Monday, April 14, 2008

Early Monday Morning Visual Offerings...

Kattobase Kanemoto!

(Photo borrowed from The Daily Yomiuri, 4/13/08, p. 24)

This is of course great news for Hanshin Tigers fans, and this is a great photo. Look at their eyes...

Tomoaki Kanemoto got his 2,000th hit on Saturday, earning his entry into the Golden Players Club. Kanemoto also holds the (world) record for most consecutive games played, 1,199.

Read the whole story:

Link to "Kanemoto hits 2,000 mark"

Interested in the Hanshin Tigers and Japanese baseball? Check out these links: is dedicated to discussions about Japanese baseball. It has an incredible amount of information about the game, the teams and players. This site is a great example of open access and collaboration.

Link to

Want to learn the songs and chants for all the Hanshin Tigers players? These sites will help you:

Link to "Fight Songs" in the Tiger Tails 2008 blog:

Link to Tigers players fight songs:

How to say "Australia" in JSL

Recently my former student, "The Aussie kid," sent me this photo after he returned home. Here he is meeting a Gaidai exchange student and they are demonstrating what they remember from the JSL Study Group, the sign for Australia. It's a kangaroo, get it? Why did an Australian student come to Japan to learn how to say his country in Japanese Sign Language? I'm happy they remember...


I promised to post some cherry blossom photos. This one is from a week ago. My students have been blogging about hanami as well. Check out their posts here, here and here. Here's one about plum blossoms.

This is a more recent shot, after much wind and rain.

Mind your manners!

Here's the latest attempt to get people on the train to show consideration for the people around them:

Japan Today's "Picture of the Day," April 13, 2008. Caption reads: The latest manner poster from Tokyo Metro asks subway passengers not to take up space by making a mess.

Link to Japan Today Picture of the Day:

In February, The Daily Yomiuri entitled "Yokohama subway staff to 'encorage courtesy'." Unfortunately the story (2/5/08) seems to be removed from the Yomiuri web site, but it began with the following text:

The elderly, infirm and women who are pregnant are set to have a more pleasant subway journey in Yokohama from March after the city government announced plans to introduce "courtesy staff" on a new municipal subway line. Members of the "smiling courtesy improvement staff" will be tasked with encouraging passengers to give up their seats to people considered in greater need of one...

There were some interesting comments from people the newspaper interviewed about the subject.

A 56-year-old housewife... said she welcomed the move, saying in the past she had been too shy to offer her seat but that the new staff would encourage her to do so.

A 15-year-old high school girl... opposed the scheme, saying she would feel embarrassed if she was told to give up her seat.

An 81-year-old man... said he thought giving up one's seat should be a voluntary decision.

Another version of the story can be found at the Times Online.

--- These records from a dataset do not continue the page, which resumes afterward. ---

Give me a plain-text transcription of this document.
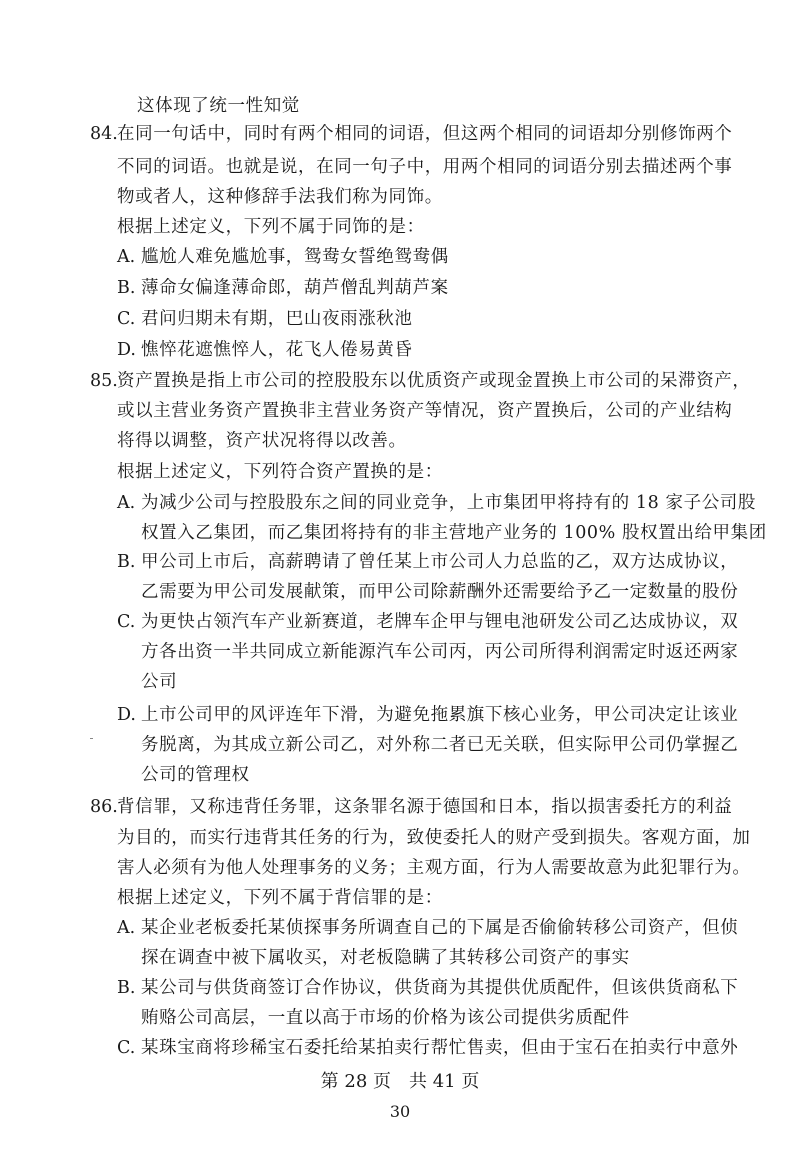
这体现了统一性知觉
84. 在同一句话中，同时有两个相同的词语，但这两个相同的词语却分别修饰两个
不同的词语。也就是说，在同一句子中，用两个相同的词语分别去描述两个事
物或者人，这种修辞手法我们称为同饰。
根据上述定义，下列不属于同饰的是：
A. 尴尬人难免尴尬事，鸳鸯女誓绝鸳鸯偶
B. 薄命女偏逢薄命郎，葫芦僧乱判葫芦案
C. 君问归期未有期，巴山夜雨涨秋池
D. 憔悴花遮憔悴人，花飞人倦易黄昏
85. 资产置换是指上市公司的控股股东以优质资产或现金置换上市公司的呆滞资产，
或以主营业务资产置换非主营业务资产等情况，资产置换后，公司的产业结构
将得以调整，资产状况将得以改善。
根据上述定义，下列符合资产置换的是：
A. 为减少公司与控股股东之间的同业竞争，上市集团甲将持有的 18 家子公司股
权置入乙集团，而乙集团将持有的非主营地产业务的 100% 股权置出给甲集团
B. 甲公司上市后，高薪聘请了曾任某上市公司人力总监的乙，双方达成协议，
乙需要为甲公司发展献策，而甲公司除薪酬外还需要给予乙一定数量的股份
C. 为更快占领汽车产业新赛道，老牌车企甲与锂电池研发公司乙达成协议，双
方各出资一半共同成立新能源汽车公司丙，丙公司所得利润需定时返还两家
公司
D. 上市公司甲的风评连年下滑，为避免拖累旗下核心业务，甲公司决定让该业
务脱离，为其成立新公司乙，对外称二者已无关联，但实际甲公司仍掌握乙
公司的管理权
86. 背信罪，又称违背任务罪，这条罪名源于德国和日本，指以损害委托方的利益
为目的，而实行违背其任务的行为，致使委托人的财产受到损失。客观方面，加
害人必须有为他人处理事务的义务；主观方面，行为人需要故意为此犯罪行为。
根据上述定义，下列不属于背信罪的是：
A. 某企业老板委托某侦探事务所调查自己的下属是否偷偷转移公司资产，但侦
探在调查中被下属收买，对老板隐瞒了其转移公司资产的事实
B. 某公司与供货商签订合作协议，供货商为其提供优质配件，但该供货商私下
贿赂公司高层，一直以高于市场的价格为该公司提供劣质配件
C. 某珠宝商将珍稀宝石委托给某拍卖行帮忙售卖，但由于宝石在拍卖行中意外
第 28 页　共 41 页
30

The Japanese have a reputation for being well mannered, but this seems to be yet another stereotype that can be called into question with daily experience and observation. The blog, "What Japan Thinks" lists these behaviors as problematic. How many of these have you experienced? Do they bother you? Are these behaviors really big problems?

Sitting with legs akimbo
Young or fit people in the priority seats
Not squeezing up when the bench seat is almost full
Not following telephone manners
Not following the rules when getting on and off
Sitting on the floor
Being noisy in the train
Leaky headphones
Putting on makeup
Luggage in the way
Eating and drinking on board

Link to "Worst train manners"

Oh it's an eclectic Monday... こん週も頑張りましょう!

1 comment:

Melissa said...

Interesting post about the train stuff. I ride the train everyday to and from the area where my homestay family lives and I see lots of the "problems" that were listed.

Aside from taking up too much space, I think most annoyances can be fixed by doing one thing: sleeping with your head down - makes everything else go away and as long as you're in the right place, you're not doing anything that would make anyone bitter. Seems like those sleepy salarymen are on to something...

I really don't mind too much, though, and don't see a lot of people caring, either (perhaps it's all the sleeping). Also, I've found that, often, when I scoot over, I just end up looking weird because no one will take the seat I've made and now I'm just closer to the person next to me!

Also, thanks for posting the baseball fight songs. When I went to the game, I haphazardly learned them from the guy sitting next to us. They're fun, though!